7d  Hog’s back, a cold place when Fahrenheit’s dropped (5)
{RIDGE} – a cold place is a fRIDGE – drop the F (Fahrenheit) to leave a synonym for hog’s back.

8d  Bond securing a second frame (8 )
{CASEMENT} – to form a bond is to CEMENT a relationship – insert (securing) A and S (second) to get the frame of a window. tilsit has pointed out that the surface reading has snooker connotations with (Nigel) Bond (a snooker player I must admit I’ve never heard of) and “frame”.

12d  Star – not the morning star, and not the evening star! (7,4)
{MATINEE IDOL} – … so he must be the afternoon star, a dated term for a handsome actor, especially popular among women.

15d  Weapon child found in county town (9)
{MATCHLOCK} – the county town of Derbyshire is MATLOCK (and not Derby as might be thought). Put inside it CH (child) to get an old type of musket.

16d  A bishop’s vice, the drink (8 )
{ABSINTHE} – a charade of A, B (bishop), SIN (vice) and THE leads to an alcoholic spirit so potent that it was banned in many countries.

18d  Number having sly look over angler’s accessory (7)
{KEEPNET} – number is TEN, add (having) PEEK (sly look) and then turn the whole thing upside down (over) to get this angler’s accessory.

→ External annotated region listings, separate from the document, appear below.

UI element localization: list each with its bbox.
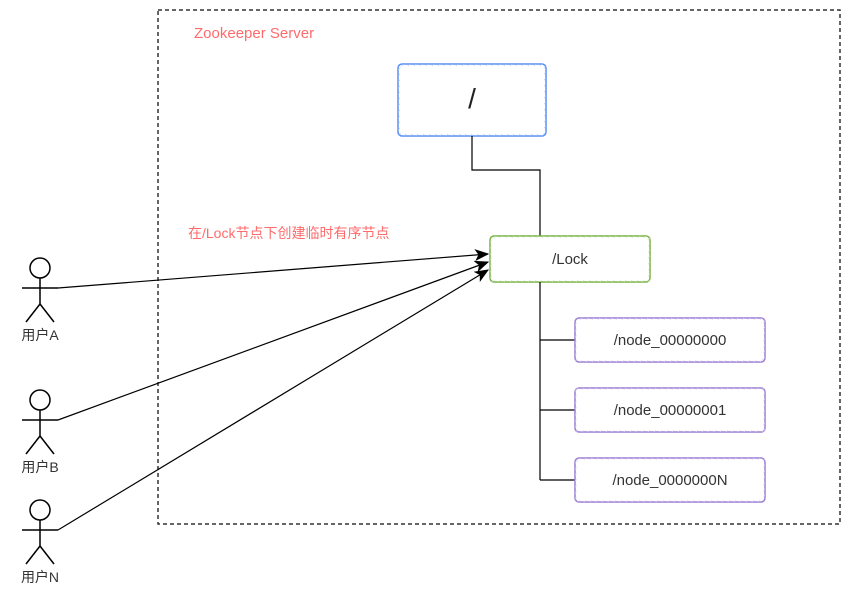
actor-n-label: 用户N [21,569,59,585]
root-node: / [398,64,546,136]
user-icon [30,390,50,410]
actor-a: 用户A [21,258,59,343]
actor-b-label: 用户B [21,459,58,475]
server-title: Zookeeper Server [194,25,314,42]
child-node-2: /node_0000000N [575,458,765,502]
lock-node-label: /Lock [552,251,588,268]
child-node-1: /node_00000001 [575,388,765,432]
child-node-1-label: /node_00000001 [614,402,727,419]
annotation-text: 在/Lock节点下创建临时有序节点 [188,225,389,241]
arrow-actor-b-to-lock [58,262,488,420]
actor-n: 用户N [21,500,59,585]
user-icon [30,500,50,520]
edge-root-to-lock [472,136,540,236]
child-node-2-label: /node_0000000N [612,472,727,489]
diagram-canvas: Zookeeper Server / /Lock /node_00000000 … [0,0,852,602]
arrow-actor-a-to-lock [58,254,488,288]
root-node-label: / [468,83,476,114]
child-node-0-label: /node_00000000 [614,332,727,349]
lock-node: /Lock [490,236,650,282]
user-icon [30,258,50,278]
child-node-0: /node_00000000 [575,318,765,362]
actor-b: 用户B [21,390,58,475]
actor-a-label: 用户A [21,327,59,343]
arrow-actor-n-to-lock [58,270,488,530]
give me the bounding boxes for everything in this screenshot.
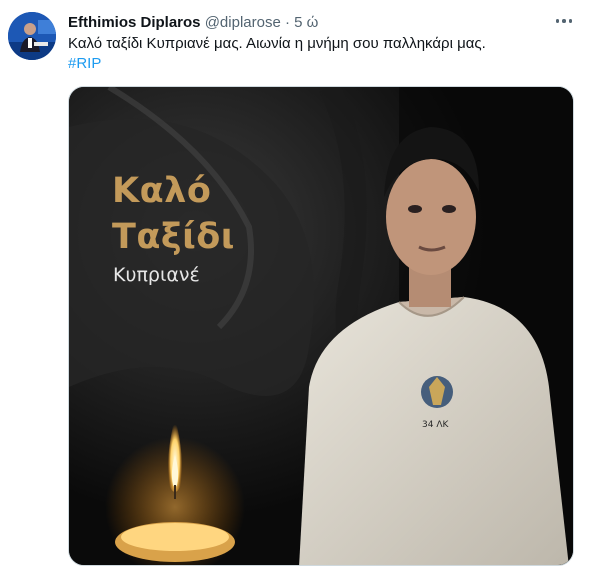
more-options-button[interactable] [550, 10, 578, 32]
tweet-media-image[interactable]: Καλό Ταξίδι Κυπριανέ 34 ΛΚ [68, 86, 574, 566]
memorial-title-line2: Ταξίδι [112, 217, 235, 257]
tweet[interactable]: Efthimios Diplaros @diplarose · 5 ώ Καλό… [0, 0, 592, 566]
avatar-image [8, 12, 56, 60]
memorial-subtitle: Κυπριανέ [113, 264, 200, 286]
more-horizontal-icon [555, 19, 560, 23]
tweet-text: Καλό ταξίδι Κυπριανέ μας. Αιωνία η μνήμη… [68, 35, 486, 52]
separator-dot: · [284, 14, 290, 31]
memorial-photo [69, 87, 573, 565]
author-name[interactable]: Efthimios Diplaros [68, 14, 201, 31]
author-handle[interactable]: @diplarose [205, 14, 281, 31]
memorial-title-line1: Καλό [112, 171, 212, 211]
avatar[interactable] [8, 12, 56, 60]
tweet-header: Efthimios Diplaros @diplarose · 5 ώ [68, 13, 318, 33]
timestamp[interactable]: 5 ώ [294, 14, 318, 31]
shirt-badge-text: 34 ΛΚ [422, 420, 449, 430]
hashtag-link[interactable]: #RIP [68, 54, 101, 74]
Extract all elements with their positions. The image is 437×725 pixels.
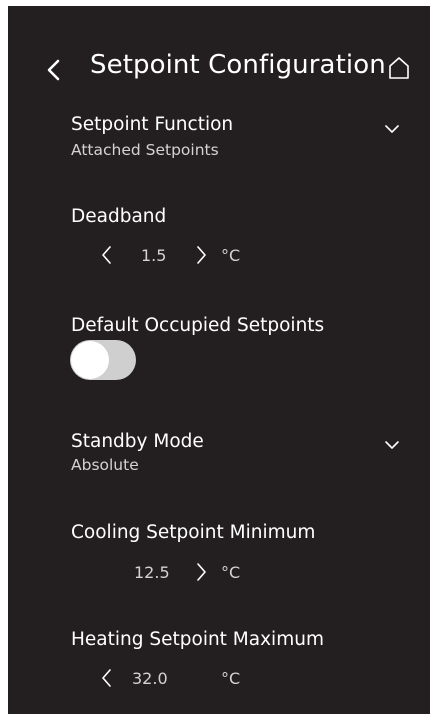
standby-mode-dropdown[interactable] (384, 436, 400, 449)
home-button[interactable] (386, 54, 412, 82)
cooling-min-value: 12.5 (134, 563, 170, 582)
setpoint-function-dropdown[interactable] (384, 120, 400, 133)
cooling-min-label: Cooling Setpoint Minimum (71, 522, 316, 543)
deadband-increment-button[interactable] (194, 244, 208, 266)
heating-max-unit: °C (221, 669, 241, 688)
setpoint-function-label: Setpoint Function (71, 114, 234, 135)
home-icon (389, 57, 409, 79)
default-occupied-toggle[interactable] (70, 340, 136, 380)
deadband-unit: °C (221, 246, 241, 265)
toggle-knob (71, 341, 109, 379)
page-title: Setpoint Configuration (90, 50, 386, 80)
heating-max-decrement-button[interactable] (100, 667, 114, 689)
cooling-min-increment-button[interactable] (194, 561, 208, 583)
cooling-min-unit: °C (221, 563, 241, 582)
heating-max-value: 32.0 (132, 669, 168, 688)
deadband-decrement-button[interactable] (100, 244, 114, 266)
back-button[interactable] (42, 56, 66, 84)
default-occupied-label: Default Occupied Setpoints (71, 315, 325, 336)
standby-mode-value: Absolute (71, 456, 139, 474)
chevron-left-icon (102, 669, 111, 687)
chevron-right-icon (197, 563, 206, 581)
deadband-value: 1.5 (141, 246, 167, 265)
chevron-right-icon (197, 246, 206, 264)
chevron-down-icon (385, 125, 399, 133)
standby-mode-label: Standby Mode (71, 431, 204, 452)
setpoint-function-value: Attached Setpoints (71, 141, 219, 159)
setpoint-configuration-screen: Setpoint Configuration Setpoint Function… (8, 6, 430, 714)
deadband-label: Deadband (71, 206, 167, 227)
heating-max-label: Heating Setpoint Maximum (71, 629, 324, 650)
chevron-left-icon (102, 246, 111, 264)
chevron-down-icon (385, 441, 399, 449)
chevron-left-icon (47, 59, 60, 81)
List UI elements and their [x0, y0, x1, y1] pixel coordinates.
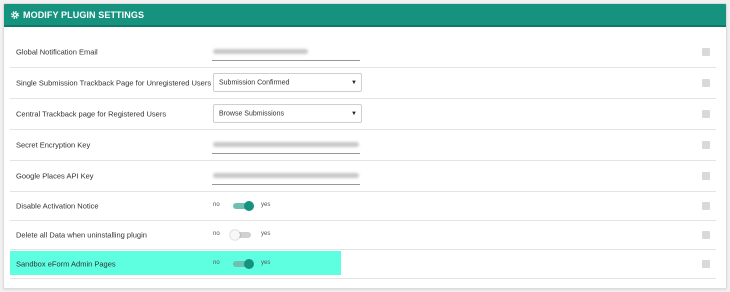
setting-row-secret-encryption-key: Secret Encryption Key [10, 130, 716, 161]
setting-row-sandbox-eform-admin-pages: Sandbox eForm Admin Pages no yes [10, 250, 716, 279]
gear-icon [10, 10, 20, 20]
select-value: Browse Submissions [219, 110, 284, 117]
setting-row-single-submission-trackback: Single Submission Trackback Page for Unr… [10, 68, 716, 99]
caret-down-icon: ▼ [351, 110, 357, 117]
help-icon[interactable] [702, 260, 710, 268]
toggle-no-label: no [213, 202, 220, 208]
setting-label: Secret Encryption Key [16, 140, 91, 150]
panel-title: MODIFY PLUGIN SETTINGS [23, 9, 145, 20]
blurred-value [213, 142, 359, 147]
setting-row-central-trackback: Central Trackback page for Registered Us… [10, 99, 716, 130]
setting-label: Disable Activation Notice [16, 201, 99, 211]
setting-label: Central Trackback page for Registered Us… [16, 109, 167, 119]
help-icon[interactable] [702, 231, 710, 239]
select-value: Submission Confirmed [219, 79, 290, 86]
single-submission-trackback-select[interactable]: Submission Confirmed ▼ [213, 73, 362, 92]
setting-label: Delete all Data when uninstalling plugin [16, 230, 147, 240]
blurred-value [213, 49, 308, 54]
setting-row-global-notification-email: Global Notification Email [10, 37, 716, 68]
disable-activation-notice-toggle[interactable] [230, 201, 254, 211]
secret-encryption-key-input[interactable] [212, 136, 360, 154]
panel-header: MODIFY PLUGIN SETTINGS [4, 4, 726, 27]
help-icon[interactable] [702, 172, 710, 180]
setting-label: Global Notification Email [16, 47, 98, 57]
help-icon[interactable] [702, 48, 710, 56]
toggle-knob [230, 230, 240, 240]
setting-label: Google Places API Key [16, 171, 94, 181]
help-icon[interactable] [702, 79, 710, 87]
setting-row-delete-all-data: Delete all Data when uninstalling plugin… [10, 221, 716, 250]
toggle-no-label: no [213, 260, 220, 266]
setting-label: Single Submission Trackback Page for Unr… [16, 78, 212, 88]
central-trackback-select[interactable]: Browse Submissions ▼ [213, 104, 362, 123]
sandbox-eform-admin-pages-toggle[interactable] [230, 259, 254, 269]
toggle-knob [244, 259, 254, 269]
help-icon[interactable] [702, 141, 710, 149]
delete-all-data-toggle[interactable] [230, 230, 254, 240]
toggle-group: no yes [213, 228, 283, 242]
toggle-yes-label: yes [261, 231, 271, 237]
setting-row-google-places-api-key: Google Places API Key [10, 161, 716, 192]
plugin-settings-panel: MODIFY PLUGIN SETTINGS Global Notificati… [3, 3, 727, 289]
google-places-api-key-input[interactable] [212, 167, 360, 185]
toggle-group: no yes [213, 199, 283, 213]
toggle-no-label: no [213, 231, 220, 237]
setting-label: Sandbox eForm Admin Pages [16, 259, 116, 269]
toggle-yes-label: yes [261, 260, 271, 266]
toggle-group: no yes [213, 257, 283, 271]
setting-row-disable-activation-notice: Disable Activation Notice no yes [10, 192, 716, 221]
help-icon[interactable] [702, 110, 710, 118]
caret-down-icon: ▼ [351, 79, 357, 86]
blurred-value [213, 173, 359, 178]
global-notification-email-input[interactable] [212, 43, 360, 61]
toggle-knob [244, 201, 254, 211]
help-icon[interactable] [702, 202, 710, 210]
toggle-yes-label: yes [261, 202, 271, 208]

19d  Character of myth, one taken in by another (7)
{ICARIUS} – ICARUS was a character from Greek mythology who flew too near the sun and was killed when the wax attaching his wings melted. Include an I (one taken in) to get another mythical Greek character.

20d  Religious house in earlier years (6)
{PRIORY} – a small monastery or nunnery is formed from PRIOR (earlier) and Y (years).

22d  Brush or brushwood? (5)
{SCRUB} – a double definition – to brush vigorously and vegetation consisting mainly of brushwood.

I don’t think that there is one outstanding clue today, but the ones I liked included 25a and 3d. What do you think? – leave us a comment!

2 comments on “Toughie 141

  1. I think the surface reading in 8d alludes to Nigel Bond, erstwhile snooker player.